働きたくない村人のラノベ日記

ラノベの感想ブログ。開設2014年5月30日

りゅうおうのおしごと!

りゅうおうのおしごと! (GA文庫)

《あらすじ》
玄関を開けると、JSがいた――「やくそくどおり、弟子にしてもらいにきました! 」
16歳にして将棋界の最強タイトル保持者『竜王』となった九頭竜八一の自宅に押しかけてきたのは、小学三年生の雛鶴あい。きゅうさい。
「え? ……弟子? え?」「……おぼえてません?」
憶えてなかったが始まってしまったJSとの同居生活。ストレートなあいの情熱に、八一も失いかけていた熱いモノを取り戻していく――


弟子をとるのならこんなにも愛らしい小学生がいい! 高校生プロ棋士の九頭竜八一が小学三年生の弟子入り志望の女の子を自宅に連れ込んで、夜通し将棋の指導に熱をいれる……この師弟関係のもとで始まる同居生活には、抑えようのない犯罪の臭いが漂う!
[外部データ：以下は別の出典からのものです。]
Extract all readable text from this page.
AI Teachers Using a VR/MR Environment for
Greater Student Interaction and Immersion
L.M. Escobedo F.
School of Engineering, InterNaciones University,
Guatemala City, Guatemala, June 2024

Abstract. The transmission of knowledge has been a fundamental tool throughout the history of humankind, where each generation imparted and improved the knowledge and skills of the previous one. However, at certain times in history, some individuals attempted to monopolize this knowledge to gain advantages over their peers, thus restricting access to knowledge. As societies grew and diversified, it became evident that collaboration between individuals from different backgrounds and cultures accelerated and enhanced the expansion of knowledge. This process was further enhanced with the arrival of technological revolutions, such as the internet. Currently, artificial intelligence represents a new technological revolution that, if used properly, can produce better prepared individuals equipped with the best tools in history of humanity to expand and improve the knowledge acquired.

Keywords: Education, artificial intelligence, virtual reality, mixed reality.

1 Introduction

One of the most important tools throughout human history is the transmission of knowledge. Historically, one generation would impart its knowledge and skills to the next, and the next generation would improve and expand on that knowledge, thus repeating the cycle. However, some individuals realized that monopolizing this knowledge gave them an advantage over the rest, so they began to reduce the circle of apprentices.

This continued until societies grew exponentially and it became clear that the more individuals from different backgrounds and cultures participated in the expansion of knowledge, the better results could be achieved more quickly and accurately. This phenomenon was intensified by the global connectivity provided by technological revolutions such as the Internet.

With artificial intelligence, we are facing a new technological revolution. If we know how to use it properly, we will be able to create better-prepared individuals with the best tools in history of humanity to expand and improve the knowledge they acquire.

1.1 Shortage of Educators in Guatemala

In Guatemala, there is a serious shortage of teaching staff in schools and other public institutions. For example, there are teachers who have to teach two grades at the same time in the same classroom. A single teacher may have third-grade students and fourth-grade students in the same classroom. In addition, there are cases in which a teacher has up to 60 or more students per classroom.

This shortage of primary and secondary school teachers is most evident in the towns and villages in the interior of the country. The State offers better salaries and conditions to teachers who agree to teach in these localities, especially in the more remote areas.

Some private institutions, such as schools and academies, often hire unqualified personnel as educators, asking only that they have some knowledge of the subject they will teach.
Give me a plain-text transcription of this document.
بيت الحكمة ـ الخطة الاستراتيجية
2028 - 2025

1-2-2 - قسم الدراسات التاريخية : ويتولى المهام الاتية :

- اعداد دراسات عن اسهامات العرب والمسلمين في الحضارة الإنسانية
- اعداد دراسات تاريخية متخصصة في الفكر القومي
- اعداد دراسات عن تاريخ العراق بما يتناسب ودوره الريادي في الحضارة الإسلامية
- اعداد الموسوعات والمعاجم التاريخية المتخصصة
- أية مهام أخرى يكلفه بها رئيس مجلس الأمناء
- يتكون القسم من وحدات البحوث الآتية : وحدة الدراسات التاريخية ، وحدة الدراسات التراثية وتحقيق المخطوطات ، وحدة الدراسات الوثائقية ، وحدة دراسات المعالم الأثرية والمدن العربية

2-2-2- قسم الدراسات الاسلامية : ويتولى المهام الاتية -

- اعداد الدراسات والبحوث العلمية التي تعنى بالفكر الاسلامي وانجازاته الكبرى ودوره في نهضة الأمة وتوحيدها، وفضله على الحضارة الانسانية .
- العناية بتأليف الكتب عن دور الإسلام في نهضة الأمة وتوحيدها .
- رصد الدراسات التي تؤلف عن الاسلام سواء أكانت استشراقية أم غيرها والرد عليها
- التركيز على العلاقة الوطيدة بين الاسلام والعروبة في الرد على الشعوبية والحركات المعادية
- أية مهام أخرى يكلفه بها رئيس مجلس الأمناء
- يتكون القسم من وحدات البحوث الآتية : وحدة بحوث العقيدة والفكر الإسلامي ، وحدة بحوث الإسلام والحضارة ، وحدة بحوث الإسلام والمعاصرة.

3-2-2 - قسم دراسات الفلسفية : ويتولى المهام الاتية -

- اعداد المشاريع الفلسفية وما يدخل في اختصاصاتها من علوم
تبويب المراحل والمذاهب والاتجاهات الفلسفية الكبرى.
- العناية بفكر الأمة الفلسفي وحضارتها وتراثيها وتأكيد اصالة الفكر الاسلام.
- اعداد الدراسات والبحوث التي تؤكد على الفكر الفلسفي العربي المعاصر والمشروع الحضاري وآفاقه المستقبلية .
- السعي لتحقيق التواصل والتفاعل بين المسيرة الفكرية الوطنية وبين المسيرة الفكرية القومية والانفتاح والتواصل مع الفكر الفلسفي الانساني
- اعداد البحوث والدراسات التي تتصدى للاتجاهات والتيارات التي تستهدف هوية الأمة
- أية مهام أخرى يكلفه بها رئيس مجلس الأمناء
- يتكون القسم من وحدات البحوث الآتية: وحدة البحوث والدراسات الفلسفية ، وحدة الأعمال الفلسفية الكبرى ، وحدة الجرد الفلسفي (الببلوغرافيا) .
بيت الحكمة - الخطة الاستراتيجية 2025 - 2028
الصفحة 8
9歳の小学生と16歳の高校生という年齢差もあって、それこそ手を出したら即お縄な状況であるのが最後の防衛ラインではあるものの、将棋の世界において幼少期から修行を共にしてきた姉弟子(空銀子)のポジションを脅かしている事実は避けようがない。小学生の弟子と高校生の姉弟子に挟まれた修羅場が軽快に進んでいき、家に突然押しかけてきた小学生と一夜を(主に将棋を指して)共にした翌朝に、姉弟子の自宅訪問という最大のピンチを迎えたときの加速度的に詰みに進んでいく展開が、別の意味でこれが将棋ラノベだと思った瞬間でもあるw

イラストを担当されたしらびさんの発想なのか定かではないですけど、才能と実力と潜在能力を秘めたキャラクターたちが本領を発揮したときに発する眼の輝きを入れる演出が最高でした!イラストをページをまたいで半分ずつにしたのもあれですけど、才能の片鱗をプロ棋士の八一を相手に覚醒させたときの表情の変化には鳥肌がたちました。

将棋の世界が抱える実情のどこまでがフィクションでありノンフィクションであるか、将棋のルール程度しか把握していないので定かではないですけど、プロ棋士の監修のもと執筆されただけあって、ところどころ真に迫る熱く言及する力の入ったシーンには魅入られました。
ほとんど将棋を知らない自分でも『これは面白い!』と感じれるだけ読みやすい内容でしたので、『将棋を題材にしたライトノベル』という点を懸念することなく手をつけられる作品でした。